You mostly ride the bike now.

“Yeah, my hips, back, knees — everything hurts when I run.”

We used to run the Indy-Mini every year. Remember our first one? I spotted those two guys in the car next to us and said, “Hey, Steve, check out these two weirdos; they’re rubbing Vaseline all over their nipples and putting round bandages over them.”

“Yeah, we were laughing our (behinds) off at them.”

Then, after we finished our first 13.1-mile race with bloody nipples rubbed raw from cotton T-shirts, we sat in our car whimpering and wishing we’d followed their routine.

“A couple of summers ago, I rode my bike from Portage to the house of my buddy, Ronnie Fisher, in Lowell. I was going to take the back roads, but I messed up somewhere around St. John and ended up on U.S. 41. It was hot, humid and windy. I was almost there when I rode over those bumpy things that let you know you’re driving off the road.”

And?

“I took a bad spill and gashed my knee. There was a guy driving a tractor-trailer who actually stopped to see if I was OK.

“I peddled up to Fisher’s house, and he sees me all bloody; he was eating a watermelon in front of his garage. I didn’t tell him I was coming over to visit him.”

That must’ve been a surprise.

“His wife came out and cleaned me up. It was a miserable ride home.”

Steve, lets switch gears. Politics and the state of the union?

“What’s going to happen when the U.S. goes bankrupt? The fiscal cliff was all (baloney), but we’re still going to borrow $4 trillion this year.

“In 2006, that’s when things were still pretty good, but that’s also when the Democrats took back Congress and everything started going to (heck).”

I didn’t think “things were still pretty good” in 2006, but it’s your interview.

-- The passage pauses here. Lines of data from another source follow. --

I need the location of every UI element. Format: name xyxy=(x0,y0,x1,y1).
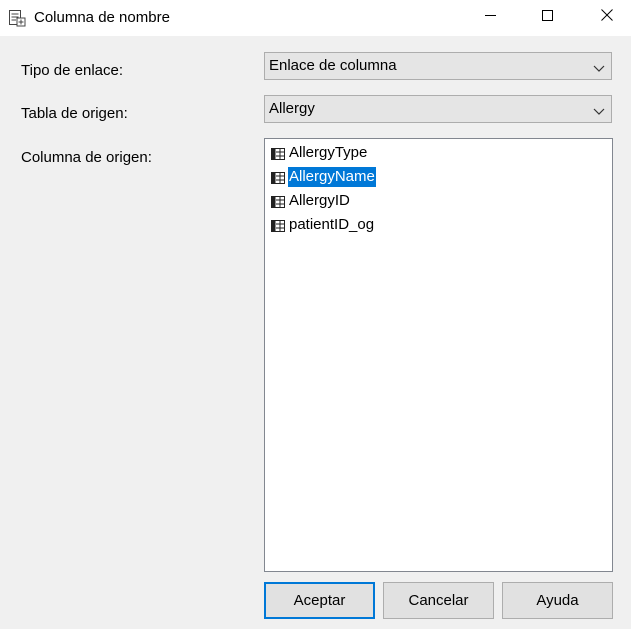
column-icon xyxy=(271,171,285,184)
column-icon xyxy=(271,195,285,208)
source-table-label: Tabla de origen: xyxy=(21,105,128,122)
window-title: Columna de nombre xyxy=(34,9,170,26)
list-item[interactable]: patientID_og xyxy=(271,214,375,236)
list-item-label: patientID_og xyxy=(289,216,375,233)
column-icon xyxy=(271,219,285,232)
source-column-list[interactable]: AllergyType AllergyName AllergyID patien… xyxy=(264,138,613,572)
title-bar: Columna de nombre xyxy=(0,0,631,36)
chevron-down-icon xyxy=(593,104,605,115)
list-item-label: AllergyType xyxy=(289,144,368,161)
list-item-selected[interactable]: AllergyName xyxy=(271,166,376,188)
close-button[interactable] xyxy=(584,0,630,34)
maximize-icon xyxy=(541,8,553,26)
link-type-value: Enlace de columna xyxy=(269,57,397,74)
source-column-label: Columna de origen: xyxy=(21,149,152,166)
list-item[interactable]: AllergyID xyxy=(271,190,351,212)
column-properties-icon xyxy=(8,9,26,27)
column-icon xyxy=(271,147,285,160)
cancel-button[interactable]: Cancelar xyxy=(383,582,494,619)
link-type-label: Tipo de enlace: xyxy=(21,62,124,79)
list-item[interactable]: AllergyType xyxy=(271,142,368,164)
source-table-dropdown[interactable]: Allergy xyxy=(264,95,612,123)
maximize-button[interactable] xyxy=(524,0,570,34)
list-item-label: AllergyID xyxy=(289,192,350,209)
close-icon xyxy=(601,8,613,26)
source-table-value: Allergy xyxy=(269,100,315,117)
list-item-label: AllergyName xyxy=(288,167,376,187)
dialog-window: Columna de nombre Tipo de enlace: Enlace… xyxy=(0,0,631,629)
chevron-down-icon xyxy=(593,61,605,72)
minimize-button[interactable] xyxy=(467,0,513,34)
link-type-dropdown[interactable]: Enlace de columna xyxy=(264,52,612,80)
help-button[interactable]: Ayuda xyxy=(502,582,613,619)
ok-button[interactable]: Aceptar xyxy=(264,582,375,619)
minimize-icon xyxy=(484,8,496,26)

Talk to me.

“I hate liberals.”

But, I’m a ... .

“When I was in Catholic school as a kid, they told me the communists would take over from the inside without ever firing a gun. Our own government would do the job of demoralizing this country for them.”

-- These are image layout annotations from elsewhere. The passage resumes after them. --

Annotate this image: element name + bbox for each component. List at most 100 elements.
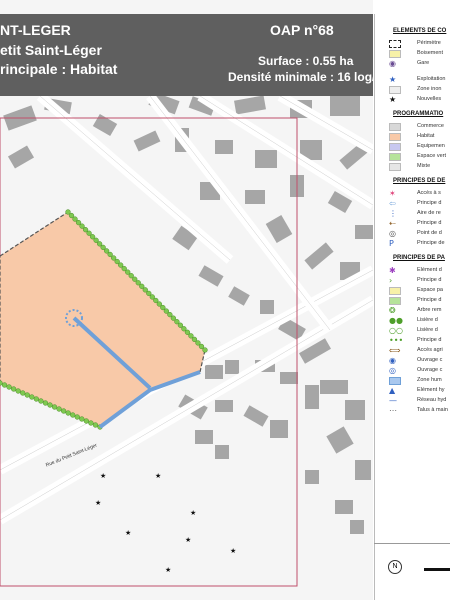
legend-item: ⟺ Accès agri bbox=[375, 346, 450, 355]
legend-item-label: Ouvrage c bbox=[417, 367, 443, 373]
blue-arrow-icon: ⇦ bbox=[389, 199, 396, 208]
purple-asterisk-icon: ✱ bbox=[389, 266, 396, 275]
legend-item-label: Lisière d bbox=[417, 327, 438, 333]
hedge-dot bbox=[51, 404, 58, 410]
building bbox=[270, 420, 288, 438]
hedge-dot bbox=[60, 408, 67, 414]
legend-item: Habitat bbox=[375, 132, 450, 141]
legend-item: — Réseau hyd bbox=[375, 396, 450, 405]
building bbox=[215, 400, 233, 412]
main-vocation: rincipale : Habitat bbox=[0, 61, 118, 77]
green-rect-icon bbox=[389, 297, 401, 305]
pink-star-icon: ✶ bbox=[389, 189, 396, 198]
legend-item-label: Zone hum bbox=[417, 377, 442, 383]
brown-dashed-arrow-icon: ⇠ bbox=[389, 219, 396, 228]
legend-item-label: Principe de bbox=[417, 240, 445, 246]
new-building-star-icon: ★ bbox=[125, 529, 131, 537]
hedge-dot bbox=[79, 416, 85, 422]
new-building-star-icon: ★ bbox=[100, 472, 106, 480]
building bbox=[335, 500, 353, 514]
new-building-star-icon: ★ bbox=[190, 509, 196, 517]
legend-item: ⇠ Principe d bbox=[375, 219, 450, 228]
legend-item: Espace pa bbox=[375, 286, 450, 295]
map-header: NT-LEGER etit Saint-Léger rincipale : Ha… bbox=[0, 14, 389, 96]
yellow-rect-icon bbox=[389, 50, 401, 58]
legend-item: ★ Exploitation bbox=[375, 75, 450, 84]
legend-item: ◎ Ouvrage c bbox=[375, 366, 450, 375]
legend-item: Principe d bbox=[375, 296, 450, 305]
green-dots-icon: ••• bbox=[389, 336, 404, 345]
legend-item-label: Equipemen bbox=[417, 143, 445, 149]
hedge-dot bbox=[42, 400, 49, 406]
legend-item: Zone hum bbox=[375, 376, 450, 385]
building bbox=[92, 113, 118, 137]
legend-item: ○○ Lisière d bbox=[375, 326, 450, 335]
yellow-rect-icon bbox=[389, 287, 401, 295]
blue-rect-icon bbox=[389, 377, 401, 385]
blue-ring-icon: ◎ bbox=[389, 366, 396, 375]
legend-item-label: Espace vert bbox=[417, 153, 447, 159]
new-building-star-icon: ★ bbox=[95, 499, 101, 507]
legend-item-label: Réseau hyd bbox=[417, 397, 447, 403]
legend-item: ⋮ Aire de re bbox=[375, 209, 450, 218]
legend-item: ◎ Point de d bbox=[375, 229, 450, 238]
legend-item-label: Point de d bbox=[417, 230, 442, 236]
new-building-star-icon: ★ bbox=[155, 472, 161, 480]
legend-item: ◉ Gare bbox=[375, 59, 450, 68]
min-density: Densité minimale : 16 log/ha bbox=[228, 70, 390, 84]
legend-item-label: Elément hy bbox=[417, 387, 445, 393]
hedge-dot bbox=[74, 414, 80, 420]
building bbox=[234, 95, 266, 115]
legend-item: ★ Nouvelles bbox=[375, 95, 450, 104]
legend-section-title: PRINCIPES DE DE bbox=[393, 178, 446, 184]
building bbox=[225, 360, 239, 374]
legend-item-label: Principe d bbox=[417, 337, 442, 343]
scale-bar bbox=[424, 568, 450, 571]
commune-title: NT-LEGER bbox=[0, 22, 71, 38]
grey-rect-icon bbox=[389, 123, 401, 131]
legend-item: Boisement bbox=[375, 49, 450, 58]
building bbox=[326, 426, 354, 454]
building bbox=[355, 460, 371, 480]
legend-section-title: PRINCIPES DE PA bbox=[393, 255, 445, 261]
hedge-dot bbox=[65, 410, 71, 416]
new-building-star-icon: ★ bbox=[230, 547, 236, 555]
building bbox=[215, 140, 233, 154]
legend-item-label: Boisement bbox=[417, 50, 443, 56]
hedge-dot bbox=[83, 418, 90, 424]
legend-item: Commerce bbox=[375, 122, 450, 131]
building bbox=[355, 225, 373, 239]
legend-item: Espace vert bbox=[375, 152, 450, 161]
legend-item-label: Commerce bbox=[417, 123, 444, 129]
building bbox=[345, 400, 365, 420]
hedge-dot bbox=[38, 398, 44, 404]
blue-line-icon: — bbox=[389, 396, 397, 405]
legend-item-label: Principe d bbox=[417, 277, 442, 283]
legend-item: ⋯ Talus à main bbox=[375, 406, 450, 415]
legend-item-label: Zone inon bbox=[417, 86, 442, 92]
peach-rect-icon bbox=[389, 133, 401, 141]
building bbox=[215, 445, 229, 459]
hedge-dot bbox=[33, 396, 40, 402]
legend-item-label: Accès à s bbox=[417, 190, 441, 196]
legend-section-title: PROGRAMMATIO bbox=[393, 111, 444, 117]
legend-item-label: Talus à main bbox=[417, 407, 448, 413]
legend-item-label: Gare bbox=[417, 60, 430, 66]
building bbox=[245, 190, 265, 204]
legend-item: ✱ Elément d bbox=[375, 266, 450, 275]
legend-item-label: Nouvelles bbox=[417, 96, 442, 102]
legend-item: Zone inon bbox=[375, 85, 450, 94]
building bbox=[305, 385, 319, 409]
blue-star-icon: ★ bbox=[389, 75, 397, 84]
legend-item-label: Accès agri bbox=[417, 347, 443, 353]
legend-item: Equipemen bbox=[375, 142, 450, 151]
legend-item: ●● Lisière d bbox=[375, 316, 450, 325]
building bbox=[320, 380, 348, 394]
lightgrey-rect-icon bbox=[389, 163, 401, 171]
legend-item-label: Aire de re bbox=[417, 210, 441, 216]
building bbox=[350, 520, 364, 534]
hedge-dot bbox=[24, 392, 30, 398]
new-buildings-stars: ★ ★ ★ ★ ★ ★ ★ ★ bbox=[95, 472, 236, 574]
building bbox=[195, 430, 213, 444]
legend-item: ❂ Arbre rem bbox=[375, 306, 450, 315]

I think those nuns might have borrowed that from Nikita Khrushchev.

“The liberal Democrats are all about big government controlling everything. Guns, health care — everything. By the time our grandkids are old enough to vote, we’ll be a communist country.”

Socialist, maybe.

“We’re a socialist country right now. We have a government we can’t afford. I mean, how much more socialist can you possibly get?”

I opened a can of worms. Dealing blackjack on a casino boat in East Chicago?

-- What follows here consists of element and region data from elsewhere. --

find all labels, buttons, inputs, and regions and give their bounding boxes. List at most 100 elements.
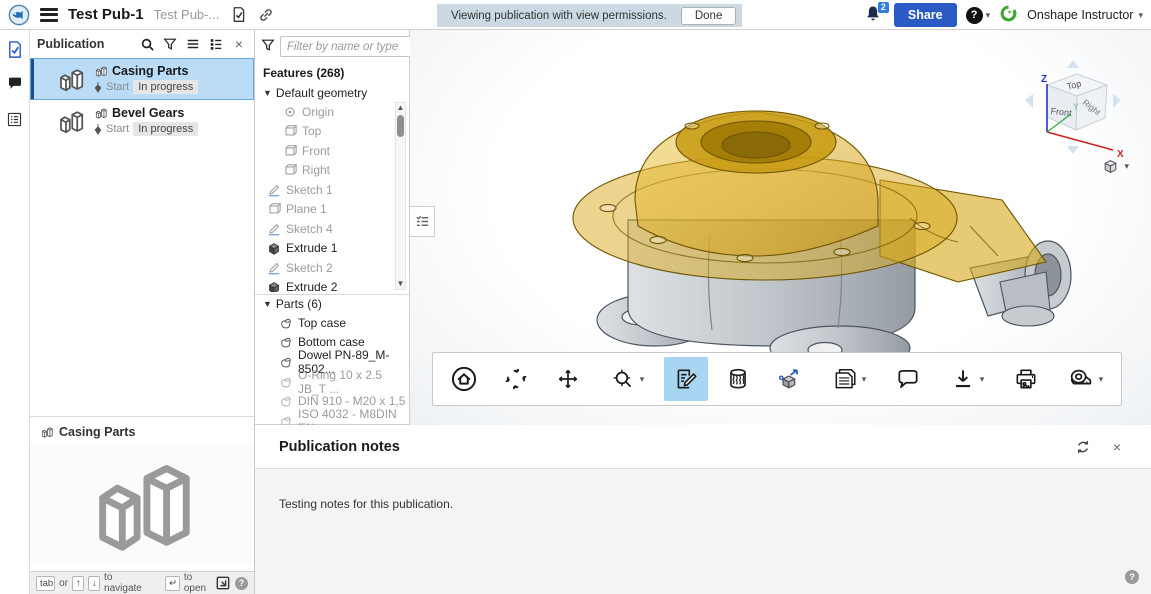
top-bar: Test Pub-1 Test Pub-... Viewing publicat… — [0, 0, 1151, 30]
z-axis-label: Z — [1041, 74, 1047, 85]
feature-item-extrude-2[interactable]: Extrude 2 — [255, 278, 409, 293]
checklist-panel-icon[interactable] — [4, 108, 26, 130]
down-key: ↓ — [88, 576, 100, 591]
section-view-button[interactable] — [716, 357, 760, 401]
notes-text: Testing notes for this publication. — [279, 497, 453, 511]
features-count-header: Features (268) — [255, 59, 409, 84]
help-icon[interactable]: ? — [1125, 570, 1139, 584]
publication-panel-header: Publication — [30, 30, 254, 58]
feature-item-plane-1[interactable]: Plane 1 — [255, 200, 409, 220]
export-download-button[interactable]: ▾ — [938, 357, 996, 401]
banner-text: Viewing publication with view permission… — [451, 10, 667, 22]
hint-text: or — [59, 578, 68, 589]
parts-section: ▼ Parts (6) Top case Bottom case Dowel P… — [255, 294, 409, 431]
up-key: ↑ — [72, 576, 84, 591]
feature-list-flyout-toggle[interactable] — [410, 206, 435, 237]
status-badge: In progress — [133, 80, 198, 94]
print-button[interactable] — [1004, 357, 1048, 401]
scroll-up-icon[interactable]: ▲ — [397, 103, 405, 113]
default-geometry-group[interactable]: ▼ Default geometry — [255, 84, 409, 102]
publication-item-bevel-gears[interactable]: Bevel Gears Start In progress — [30, 100, 254, 142]
hint-text: to open — [184, 572, 212, 594]
parts-group[interactable]: ▼ Parts (6) — [255, 295, 409, 313]
feature-tree-scrollbar[interactable]: ▲ ▼ — [395, 102, 406, 290]
part-studio-icon — [40, 425, 54, 439]
plane-icon — [283, 163, 297, 177]
banner-done-button[interactable]: Done — [681, 7, 737, 25]
view-cube[interactable]: Top Front Right Z X Y — [1017, 58, 1129, 168]
sketch-icon — [267, 261, 281, 275]
part-icon — [279, 375, 293, 389]
preview-thumbnail — [30, 443, 254, 563]
help-icon: ? — [966, 7, 983, 24]
notification-count-badge: 2 — [878, 2, 889, 13]
chevron-down-icon: ▾ — [1099, 374, 1104, 385]
plane-icon — [267, 202, 281, 216]
item-name: Casing Parts — [112, 64, 188, 78]
publication-doc-icon[interactable] — [229, 6, 247, 24]
workflow-label: Start — [106, 81, 129, 93]
origin-icon — [283, 105, 297, 119]
chevron-down-icon: ▾ — [1138, 10, 1143, 21]
feature-item-front-plane[interactable]: Front — [255, 141, 409, 161]
left-icon-strip — [0, 30, 30, 594]
rotate-left-arrow — [1025, 94, 1033, 108]
view-mode-button[interactable]: ▾ — [1102, 158, 1129, 175]
workflow-state-icon — [94, 124, 102, 135]
part-item-o-ring[interactable]: O-Ring 10 x 2.5 JB_T ... — [255, 372, 409, 392]
comment-button[interactable] — [886, 357, 930, 401]
pan-view-button[interactable] — [546, 357, 590, 401]
feature-item-sketch-4[interactable]: Sketch 4 — [255, 219, 409, 239]
help-icon[interactable]: ? — [235, 577, 248, 590]
company-logo-icon — [8, 4, 30, 26]
part-studio-icon — [56, 64, 86, 94]
chevron-down-icon: ▾ — [986, 10, 991, 21]
zoom-view-button[interactable]: ▾ — [598, 357, 656, 401]
extrude-icon — [267, 280, 281, 292]
close-notes-icon[interactable]: × — [1107, 437, 1127, 457]
notifications-bell-icon[interactable]: 2 — [863, 4, 885, 26]
comments-panel-icon[interactable] — [4, 73, 26, 95]
graphics-viewport[interactable]: Top Front Right Z X Y ▾ — [410, 30, 1151, 425]
link-icon[interactable] — [257, 6, 275, 24]
publication-item-casing-parts[interactable]: Casing Parts Start In progress — [30, 58, 254, 100]
exploded-view-button[interactable] — [768, 357, 812, 401]
search-icon[interactable] — [139, 36, 155, 52]
view-toolbar: ▾ — [432, 352, 1122, 406]
detail-view-icon[interactable] — [208, 36, 224, 52]
list-view-icon[interactable] — [185, 36, 201, 52]
workflow-state-icon — [94, 82, 102, 93]
close-panel-icon[interactable]: × — [231, 36, 247, 52]
named-views-button[interactable]: ▾ — [820, 357, 878, 401]
feature-list-panel: Features (268) ▼ Default geometry Origin… — [255, 30, 410, 425]
part-studio-icon — [94, 64, 108, 78]
feature-item-top-plane[interactable]: Top — [255, 122, 409, 142]
view-home-button[interactable] — [442, 357, 486, 401]
user-menu[interactable]: Onshape Instructor ▾ — [1027, 8, 1143, 22]
feature-item-right-plane[interactable]: Right — [255, 161, 409, 181]
refresh-icon[interactable] — [1073, 437, 1093, 457]
part-item-top-case[interactable]: Top case — [255, 313, 409, 333]
filter-icon[interactable] — [261, 38, 275, 55]
share-button[interactable]: Share — [894, 3, 957, 27]
main-menu-icon[interactable] — [40, 8, 58, 22]
help-menu[interactable]: ? ▾ — [966, 7, 991, 24]
feature-item-sketch-2[interactable]: Sketch 2 — [255, 258, 409, 278]
extrude-icon — [267, 241, 281, 255]
publication-panel-icon[interactable] — [4, 38, 26, 60]
feature-item-extrude-1[interactable]: Extrude 1 — [255, 239, 409, 259]
enter-key: ↵ — [165, 576, 180, 591]
scroll-down-icon[interactable]: ▼ — [397, 279, 405, 289]
filter-icon[interactable] — [162, 36, 178, 52]
scrollbar-thumb[interactable] — [397, 115, 404, 137]
y-axis-label: Y — [1073, 102, 1079, 112]
rotate-view-button[interactable] — [494, 357, 538, 401]
measure-button[interactable]: ▾ — [1056, 357, 1114, 401]
feature-item-sketch-1[interactable]: Sketch 1 — [255, 180, 409, 200]
publication-notes-button[interactable] — [664, 357, 708, 401]
feature-item-origin[interactable]: Origin — [255, 102, 409, 122]
chevron-down-icon: ▾ — [640, 374, 645, 385]
document-title: Test Pub-1 — [68, 6, 144, 23]
plane-icon — [283, 144, 297, 158]
expand-panel-icon[interactable] — [216, 576, 230, 590]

“I’ve been at Ameristar for more than five years. I switched from security to dealing about 15 months ago.”

Do you like dealing cards better?

“Not necessarily, but the money is better.”

What games do you deal?

“Three-card poker, Mississippi stud and blackjack. The poker players are more rational than blackjack players. They realize they are gambling and there’s a high percentage that they’re not going to win. Blackjack players seem to have this anticipation that they’re going to win all the time.”

What are the best odds at the casino?

“Baccarat.”

***

Steve Stanfel tells it the way he sees it. I’ve always admired him for that, whether or not I agree with him.